We can identify where an object found anywhere in the Solar System — including meteorites that fall to Earth — simply by examining what they’re made out of.
One of the most spectacular applications of this knowledge came when we first journeyed to the Moon. For the first time, we’d be able to analyze rocks from the Moon and their chemical composition! What we found was simultaneously profound and the most boring thing imaginable.
Because the Moon is made out of the same stuff that the Earth is!
Before you start saying, “Duhhhhh,” as some of you are wont to do, let’s remember that it didn’t have to be this way. We need only look at our nearest moon-ed neighbor.
Because Mars’ two moons, Phobos and Deimos, are not made out of the same stuff Mars is! They formed significantly farther out in the Solar System, originating in the asteroid belt. Only a chance encounter with another body (probably Jupiter) flung them in to the inner Solar System, where they were gravitationally captured by the red planet!
If it happens for Mars from the asteroid belt, you may be wondering about that other, even bigger belt in our Solar System, and what the possibilities might be from there.

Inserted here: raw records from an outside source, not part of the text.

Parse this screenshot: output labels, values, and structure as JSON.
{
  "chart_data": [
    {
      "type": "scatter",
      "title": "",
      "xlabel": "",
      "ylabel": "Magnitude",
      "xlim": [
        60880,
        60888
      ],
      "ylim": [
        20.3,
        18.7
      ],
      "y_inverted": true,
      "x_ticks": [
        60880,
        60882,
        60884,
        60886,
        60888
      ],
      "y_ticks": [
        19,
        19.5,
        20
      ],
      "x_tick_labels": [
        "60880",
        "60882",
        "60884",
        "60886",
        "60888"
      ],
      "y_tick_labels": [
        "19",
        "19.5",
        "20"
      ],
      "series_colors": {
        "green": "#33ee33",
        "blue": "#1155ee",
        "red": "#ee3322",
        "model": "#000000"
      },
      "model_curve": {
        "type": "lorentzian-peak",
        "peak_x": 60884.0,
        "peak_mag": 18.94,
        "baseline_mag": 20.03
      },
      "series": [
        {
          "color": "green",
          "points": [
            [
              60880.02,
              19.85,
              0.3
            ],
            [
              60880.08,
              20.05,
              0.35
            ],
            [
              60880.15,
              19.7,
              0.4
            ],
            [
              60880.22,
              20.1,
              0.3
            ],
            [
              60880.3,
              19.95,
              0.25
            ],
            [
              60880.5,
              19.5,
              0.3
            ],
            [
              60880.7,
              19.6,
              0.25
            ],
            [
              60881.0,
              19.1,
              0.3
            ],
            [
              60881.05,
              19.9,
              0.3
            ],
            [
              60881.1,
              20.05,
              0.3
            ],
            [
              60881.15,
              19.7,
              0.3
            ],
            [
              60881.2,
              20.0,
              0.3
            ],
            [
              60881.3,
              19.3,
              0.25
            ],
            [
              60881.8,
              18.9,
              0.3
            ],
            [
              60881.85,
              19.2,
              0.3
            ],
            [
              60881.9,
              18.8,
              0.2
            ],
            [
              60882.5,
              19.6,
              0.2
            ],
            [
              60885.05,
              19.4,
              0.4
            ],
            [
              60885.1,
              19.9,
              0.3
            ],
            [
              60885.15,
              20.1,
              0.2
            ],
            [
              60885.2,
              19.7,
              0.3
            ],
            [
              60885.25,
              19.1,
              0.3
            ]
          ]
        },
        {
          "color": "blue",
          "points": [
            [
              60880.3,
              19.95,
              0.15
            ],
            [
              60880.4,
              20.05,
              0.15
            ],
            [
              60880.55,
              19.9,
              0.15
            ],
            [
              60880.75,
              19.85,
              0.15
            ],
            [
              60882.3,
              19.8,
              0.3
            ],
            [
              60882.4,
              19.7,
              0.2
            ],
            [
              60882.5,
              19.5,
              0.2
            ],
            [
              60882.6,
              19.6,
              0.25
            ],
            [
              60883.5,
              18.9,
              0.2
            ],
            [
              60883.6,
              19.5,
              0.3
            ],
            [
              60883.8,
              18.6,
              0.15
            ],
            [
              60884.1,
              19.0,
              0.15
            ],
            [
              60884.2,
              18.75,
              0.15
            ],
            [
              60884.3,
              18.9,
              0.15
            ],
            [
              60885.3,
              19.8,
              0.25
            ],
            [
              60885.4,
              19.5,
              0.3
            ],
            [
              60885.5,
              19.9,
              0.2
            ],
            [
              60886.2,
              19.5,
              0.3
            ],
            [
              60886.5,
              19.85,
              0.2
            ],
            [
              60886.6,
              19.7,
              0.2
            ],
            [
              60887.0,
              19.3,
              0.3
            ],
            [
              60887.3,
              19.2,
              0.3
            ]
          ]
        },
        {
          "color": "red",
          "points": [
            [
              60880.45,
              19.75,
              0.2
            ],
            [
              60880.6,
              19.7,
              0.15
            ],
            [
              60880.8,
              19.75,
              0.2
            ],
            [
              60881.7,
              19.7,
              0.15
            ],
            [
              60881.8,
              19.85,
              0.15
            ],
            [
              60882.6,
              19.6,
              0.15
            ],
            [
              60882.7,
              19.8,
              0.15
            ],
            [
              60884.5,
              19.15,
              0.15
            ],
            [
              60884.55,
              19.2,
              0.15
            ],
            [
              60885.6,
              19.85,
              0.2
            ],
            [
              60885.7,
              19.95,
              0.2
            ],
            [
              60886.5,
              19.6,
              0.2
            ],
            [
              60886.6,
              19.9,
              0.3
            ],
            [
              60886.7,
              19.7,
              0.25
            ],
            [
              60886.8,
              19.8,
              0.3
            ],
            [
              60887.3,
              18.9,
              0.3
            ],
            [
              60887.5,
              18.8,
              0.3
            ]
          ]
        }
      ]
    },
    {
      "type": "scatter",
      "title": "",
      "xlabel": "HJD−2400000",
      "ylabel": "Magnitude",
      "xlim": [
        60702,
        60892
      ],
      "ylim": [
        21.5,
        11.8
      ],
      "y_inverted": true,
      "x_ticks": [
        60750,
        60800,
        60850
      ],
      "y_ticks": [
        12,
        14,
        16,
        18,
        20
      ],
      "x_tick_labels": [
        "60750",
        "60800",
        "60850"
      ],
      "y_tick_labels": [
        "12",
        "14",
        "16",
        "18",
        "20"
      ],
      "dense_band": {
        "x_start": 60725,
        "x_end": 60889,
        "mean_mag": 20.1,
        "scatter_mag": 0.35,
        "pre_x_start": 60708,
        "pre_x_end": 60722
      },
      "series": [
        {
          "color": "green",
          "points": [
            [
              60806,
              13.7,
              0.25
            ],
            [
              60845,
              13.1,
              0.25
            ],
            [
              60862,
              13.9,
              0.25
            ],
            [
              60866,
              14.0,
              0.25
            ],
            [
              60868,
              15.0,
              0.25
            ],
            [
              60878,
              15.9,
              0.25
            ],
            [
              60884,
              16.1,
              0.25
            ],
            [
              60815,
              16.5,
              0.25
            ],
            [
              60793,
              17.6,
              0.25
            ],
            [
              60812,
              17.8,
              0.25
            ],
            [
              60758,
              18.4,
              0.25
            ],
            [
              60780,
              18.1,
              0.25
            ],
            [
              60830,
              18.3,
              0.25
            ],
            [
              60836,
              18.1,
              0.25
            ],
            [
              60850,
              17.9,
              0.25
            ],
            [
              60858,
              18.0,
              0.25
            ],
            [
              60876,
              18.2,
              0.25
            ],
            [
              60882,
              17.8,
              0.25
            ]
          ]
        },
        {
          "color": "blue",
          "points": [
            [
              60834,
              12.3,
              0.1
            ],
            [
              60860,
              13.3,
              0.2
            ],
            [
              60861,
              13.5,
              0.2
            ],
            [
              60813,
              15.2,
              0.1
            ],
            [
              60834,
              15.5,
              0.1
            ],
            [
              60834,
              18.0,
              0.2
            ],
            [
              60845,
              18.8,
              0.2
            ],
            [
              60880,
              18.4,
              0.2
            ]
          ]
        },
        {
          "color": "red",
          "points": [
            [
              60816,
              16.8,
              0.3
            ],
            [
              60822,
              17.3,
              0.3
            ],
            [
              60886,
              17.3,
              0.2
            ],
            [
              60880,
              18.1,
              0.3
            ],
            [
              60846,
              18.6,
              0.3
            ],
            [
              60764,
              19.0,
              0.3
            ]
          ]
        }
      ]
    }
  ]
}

I refer, of course, to the Kuiper Belt, the band of leftover proto-planetesimals from the formation of our Solar System. These small, icy objects are only about a third the density of Earth, but are more dense than the gas giants that lie interior to them.
If the asteroids could be flung towards the inner, rocky worlds due to the gravitational influence from Jupiter, it stands to reason that these Kuiper Belt objects could similarly be flung inwards thanks to Neptune.
There are some dead giveaways that your object isn’t from the same part of the Solar System as its initial planet is. There’s the elemental composition / density argument, of course, but simply via random chance, 50% of these objects that get captured will wind up revolving around their planet the wrong way. One obvious guy like this is Neptune’s largest moon, Triton.
Triton is maybe the easiest one; he’s so large that if he were still in the Kuiper belt, he’d be the largest object there, dwarfing (burn!) both Pluto and Eris!
But there are others, elsewhere, that don’t quite look like they belong. And a Saturnian mystery may, in fact, be on the cusp of being solved thanks to this idea.
This is Iapetus, one of Saturn’s moons, looking like it always does: like it came out on the wrong side of a trip through the mud. Iapetus does all the moon-like things correctly: it revolves the right way around Saturn, it’s got the right density for its spot in the Solar System, its surface is even made of the same elements — as far as we can tell — as it ought to be.
Except for that muddy mess that discolors one of its face. What’s going on here? It turns out Iapetus isn’t alone.
A giant, diffuse outer ring, well beyond the Saturnian rings you’re used to, pollutes Iapetus’ orbit. As the tidally-locked moon speeds around Saturn, these grains from the ring smack into Iapetus, discoloring it like billions of bugs on a windshield.
The question, of course, is where did this ring come from? Because it isn’t Saturn. The answer is much more fun than that!
Say hello to Phoebe, Saturn’s very suspicious moon, located in the same vicinity as both this outermost ring and Iapetus. Phoebe is full of craters, a different color and elemental composition than the other moons, and — this is a big and — it revolves around Saturn the wrong way!
In other words, this outsider came all the way from the Kuiper Belt to become a moon of Saturn! And the journey was no picnic for Phoebe, either.
Those craters on its surface are from a lifetime of bombardment! The once-spherical Phoebe has lost a lot of its mass, and that’s almost certainly where the material that makes up both the outermost ring and the diffuse discoloring of Iapetus comes from!
Let this be a lesson to all of you: if you want to be adopted by another planet, make sure you orbit the same direction as everything else! In the meantime, know that objects from the asteroid belt or Kuiper Belt could come in at any time, and could even become our planet’s next additional moon!